# Sky Fishing & Bee Lining for Feral Colonies



## JeronimoJC (Jul 21, 2016)

Here is a fun thought! 

In learning about TF beekeeping I keep on concluding feral local colonies may be a great way to go. Before I go any further, I'd like to clarify I would rather capture swarms from a feral colony than to remove a feral colony. Anyhow, I think it would be fun to do some bee lining to find a feral colony. Just today I came across this very cool video "sky fishing for drones" (below). Then it occurred to me the same concept could be used with bee lining. 

In short, Pick a day with little or no wind. You would setup some sugar syrup in something light (a sponge?) that would eventually be suspended from brightly colored hot air balloon(s). Once plenty of scout bees find the syrup you'd let the balloon(s) rise. Then you keep moving the balloon(s) every so often in the bee line direction until you find the hive.
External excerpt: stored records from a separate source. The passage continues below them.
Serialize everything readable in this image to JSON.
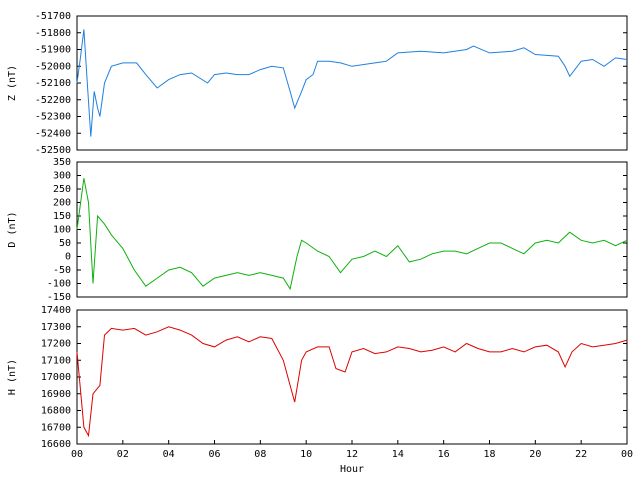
{
  "chart_data": [
    {
      "type": "line",
      "ylabel": "Z (nT)",
      "xlim": [
        0,
        24
      ],
      "ylim": [
        -52500,
        -51700
      ],
      "yticks": [
        -52500,
        -52400,
        -52300,
        -52200,
        -52100,
        -52000,
        -51900,
        -51800,
        -51700
      ],
      "series": [
        {
          "name": "Z",
          "color": "#2080e0",
          "x": [
            0,
            0.15,
            0.3,
            0.45,
            0.6,
            0.75,
            0.9,
            1.0,
            1.2,
            1.5,
            2,
            2.6,
            3,
            3.5,
            4,
            4.5,
            5,
            5.7,
            6,
            6.5,
            7,
            7.5,
            8,
            8.5,
            9,
            9.3,
            9.5,
            9.8,
            10,
            10.3,
            10.5,
            11,
            11.5,
            12,
            13,
            13.5,
            14,
            15,
            16,
            17,
            17.3,
            18,
            19,
            19.5,
            20,
            21,
            21.3,
            21.5,
            22,
            22.5,
            23,
            23.5,
            24
          ],
          "values": [
            -52100,
            -51950,
            -51780,
            -52100,
            -52420,
            -52150,
            -52250,
            -52300,
            -52100,
            -52000,
            -51980,
            -51980,
            -52050,
            -52130,
            -52080,
            -52050,
            -52040,
            -52100,
            -52050,
            -52040,
            -52050,
            -52050,
            -52020,
            -52000,
            -52010,
            -52150,
            -52250,
            -52150,
            -52080,
            -52050,
            -51970,
            -51970,
            -51980,
            -52000,
            -51980,
            -51970,
            -51920,
            -51910,
            -51920,
            -51900,
            -51880,
            -51920,
            -51910,
            -51890,
            -51930,
            -51940,
            -52000,
            -52060,
            -51970,
            -51960,
            -52000,
            -51950,
            -51960
          ]
        }
      ]
    },
    {
      "type": "line",
      "ylabel": "D (nT)",
      "xlim": [
        0,
        24
      ],
      "ylim": [
        -150,
        350
      ],
      "yticks": [
        -150,
        -100,
        -50,
        0,
        50,
        100,
        150,
        200,
        250,
        300,
        350
      ],
      "series": [
        {
          "name": "D",
          "color": "#10b010",
          "x": [
            0,
            0.3,
            0.5,
            0.7,
            0.9,
            1.2,
            1.5,
            2,
            2.5,
            3,
            3.5,
            4,
            4.5,
            5,
            5.5,
            6,
            6.5,
            7,
            7.5,
            8,
            8.5,
            9,
            9.3,
            9.6,
            9.8,
            10,
            10.5,
            11,
            11.5,
            12,
            12.5,
            13,
            13.5,
            14,
            14.5,
            15,
            15.5,
            16,
            16.5,
            17,
            17.5,
            18,
            18.5,
            19,
            19.5,
            20,
            20.5,
            21,
            21.5,
            22,
            22.5,
            23,
            23.5,
            24
          ],
          "values": [
            100,
            290,
            200,
            -100,
            150,
            120,
            80,
            30,
            -50,
            -110,
            -80,
            -50,
            -40,
            -60,
            -110,
            -80,
            -70,
            -60,
            -70,
            -60,
            -70,
            -80,
            -120,
            0,
            60,
            50,
            20,
            0,
            -60,
            -10,
            0,
            20,
            0,
            40,
            -20,
            -10,
            10,
            20,
            20,
            10,
            30,
            50,
            50,
            30,
            10,
            50,
            60,
            50,
            90,
            60,
            50,
            60,
            40,
            60
          ]
        }
      ]
    },
    {
      "type": "line",
      "xlabel": "Hour",
      "ylabel": "H (nT)",
      "xlim": [
        0,
        24
      ],
      "ylim": [
        16600,
        17400
      ],
      "xticks": [
        {
          "value": 0,
          "label": "00"
        },
        {
          "value": 2,
          "label": "02"
        },
        {
          "value": 4,
          "label": "04"
        },
        {
          "value": 6,
          "label": "06"
        },
        {
          "value": 8,
          "label": "08"
        },
        10,
        12,
        14,
        16,
        18,
        20,
        22,
        {
          "value": 24,
          "label": "00"
        }
      ],
      "yticks": [
        16600,
        16700,
        16800,
        16900,
        17000,
        17100,
        17200,
        17300,
        17400
      ],
      "series": [
        {
          "name": "H",
          "color": "#e00000",
          "x": [
            0,
            0.3,
            0.5,
            0.7,
            1.0,
            1.2,
            1.5,
            2,
            2.5,
            3,
            3.5,
            4,
            4.5,
            5,
            5.5,
            6,
            6.5,
            7,
            7.5,
            8,
            8.5,
            9,
            9.3,
            9.5,
            9.8,
            10,
            10.5,
            11,
            11.3,
            11.7,
            12,
            12.5,
            13,
            13.5,
            14,
            14.5,
            15,
            15.5,
            16,
            16.5,
            17,
            17.5,
            18,
            18.5,
            19,
            19.5,
            20,
            20.5,
            21,
            21.3,
            21.6,
            22,
            22.5,
            23,
            23.5,
            24
          ],
          "values": [
            17150,
            16700,
            16650,
            16900,
            16950,
            17250,
            17290,
            17280,
            17290,
            17250,
            17270,
            17300,
            17280,
            17250,
            17200,
            17180,
            17220,
            17240,
            17210,
            17240,
            17230,
            17100,
            16950,
            16850,
            17100,
            17150,
            17180,
            17180,
            17050,
            17030,
            17150,
            17170,
            17140,
            17150,
            17180,
            17170,
            17150,
            17160,
            17180,
            17150,
            17200,
            17170,
            17150,
            17150,
            17170,
            17150,
            17180,
            17190,
            17150,
            17060,
            17150,
            17200,
            17180,
            17190,
            17200,
            17220
          ]
        }
      ]
    }
  ]
}
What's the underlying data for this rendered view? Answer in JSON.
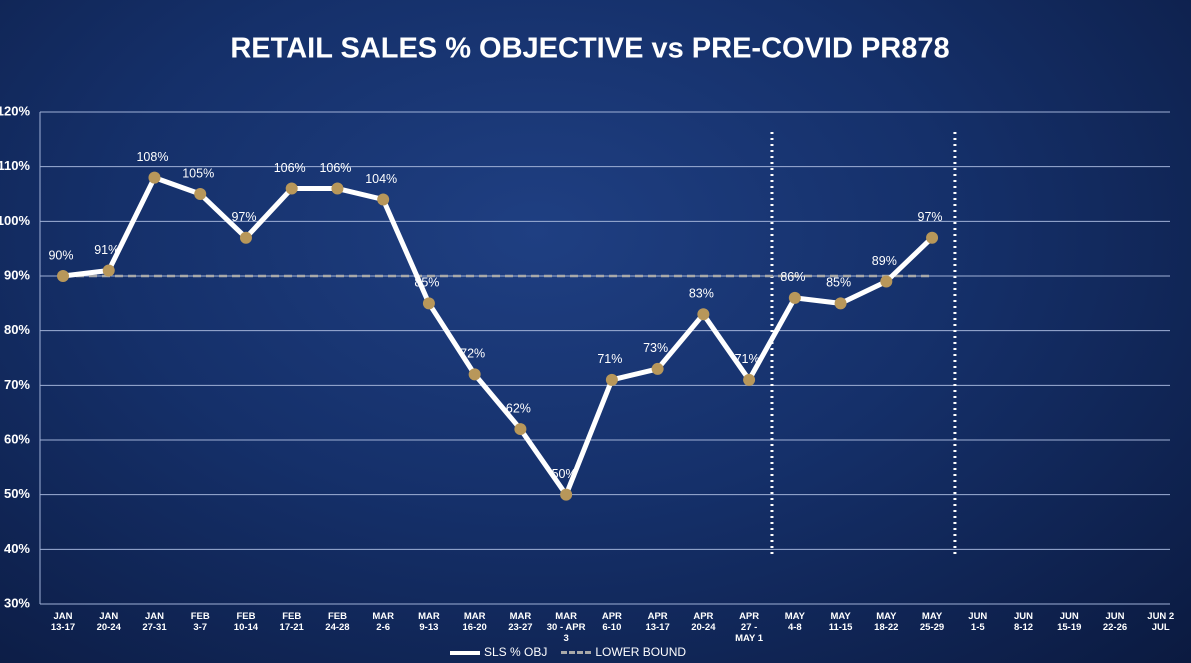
{
  "chart_data": {
    "type": "line",
    "title": "RETAIL SALES % OBJECTIVE vs PRE-COVID PR878",
    "categories": [
      "JAN\n13-17",
      "JAN\n20-24",
      "JAN\n27-31",
      "FEB\n3-7",
      "FEB\n10-14",
      "FEB\n17-21",
      "FEB\n24-28",
      "MAR\n2-6",
      "MAR\n9-13",
      "MAR\n16-20",
      "MAR\n23-27",
      "MAR\n30 - APR\n3",
      "APR\n6-10",
      "APR\n13-17",
      "APR\n20-24",
      "APR\n27 -\nMAY 1",
      "MAY\n4-8",
      "MAY\n11-15",
      "MAY\n18-22",
      "MAY\n25-29",
      "JUN\n1-5",
      "JUN\n8-12",
      "JUN\n15-19",
      "JUN\n22-26",
      "JUN 2\nJUL"
    ],
    "series": [
      {
        "name": "SLS % OBJ",
        "color": "#ffffff",
        "marker_color": "#b8975a",
        "values": [
          90,
          91,
          108,
          105,
          97,
          106,
          106,
          104,
          85,
          72,
          62,
          50,
          71,
          73,
          83,
          71,
          86,
          85,
          89,
          97,
          null,
          null,
          null,
          null,
          null
        ],
        "value_labels": [
          "90%",
          "91%",
          "108%",
          "105%",
          "97%",
          "106%",
          "106%",
          "104%",
          "85%",
          "72%",
          "62%",
          "50%",
          "71%",
          "73%",
          "83%",
          "71%",
          "86%",
          "85%",
          "89%",
          "97%",
          null,
          null,
          null,
          null,
          null
        ]
      },
      {
        "name": "LOWER BOUND",
        "color": "#a9a9a9",
        "dashed": true,
        "values": [
          90,
          90,
          90,
          90,
          90,
          90,
          90,
          90,
          90,
          90,
          90,
          90,
          90,
          90,
          90,
          90,
          90,
          90,
          90,
          90,
          null,
          null,
          null,
          null,
          null
        ]
      }
    ],
    "ylim": [
      30,
      120
    ],
    "yticks": [
      {
        "value": 30,
        "label": "30%"
      },
      {
        "value": 40,
        "label": "40%"
      },
      {
        "value": 50,
        "label": "50%"
      },
      {
        "value": 60,
        "label": "60%"
      },
      {
        "value": 70,
        "label": "70%"
      },
      {
        "value": 80,
        "label": "80%"
      },
      {
        "value": 90,
        "label": "90%"
      },
      {
        "value": 100,
        "label": "100%"
      },
      {
        "value": 110,
        "label": "110%"
      },
      {
        "value": 120,
        "label": "120%"
      }
    ],
    "grid": true
  }
}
My guess is the bees will find the balloon(s) fairly quickly even as you keep moving them. 

Others may wonder why a grown up is playing with hot air balloons in the middle of a field though.  On the other hand, it could be a fun activity to do with the kids.


----------



## Fusion_power (Jan 14, 2005)

One cheap fishing rod with a zebco 33 reel and 10 lb line with a balloon tied to the end. One sponge saturated in mint flavored sugar syrup. Find one bee on a flower and tempt it with the sponge. Leave the sponge where it is for an hour or so until plenty of bees are foraging. Let the fishing rod release the line so the balloon rises about 30 feet with sponge in tow. Now walk around whistling with a balloon tied to the end of your fishing rod and tell anyone who asks you are catching sky-fish out of the clouds using honeybees as bait. When they look at you like a loon, point at a couple of bream in a bucket and say you caught two already but they are not enough for a meal so you are still fishing. You will know it worked when three teenagers show up with their own balloons and fishing rods.


----------



## JeronimoJC (Jul 21, 2016)

ROFL!!

Fusion, I had no idea you could be so funny!


----------



## Bear Creek Steve (Feb 18, 2009)

GOOGLE "bee lining", or look at"http://northernwoodlands.org/articles/article/bee-lining-the-oldtimers-way-to-find-wild-beehives", or read Dr. Tom Seeley's new book entitled: "Following the Wild Bees".

Steve


----------



## shinbone (Jul 5, 2011)

The balloon part seems unnecessary. Just put the sponge on a plate on the ground and bee-line the bees from there.

And, nothing wrong with putting swarm traps around a feral colony, but I'd say leave the feral colonies themselves alone, unless someone is cutting down their tree or tearing down their old house, etc.


----------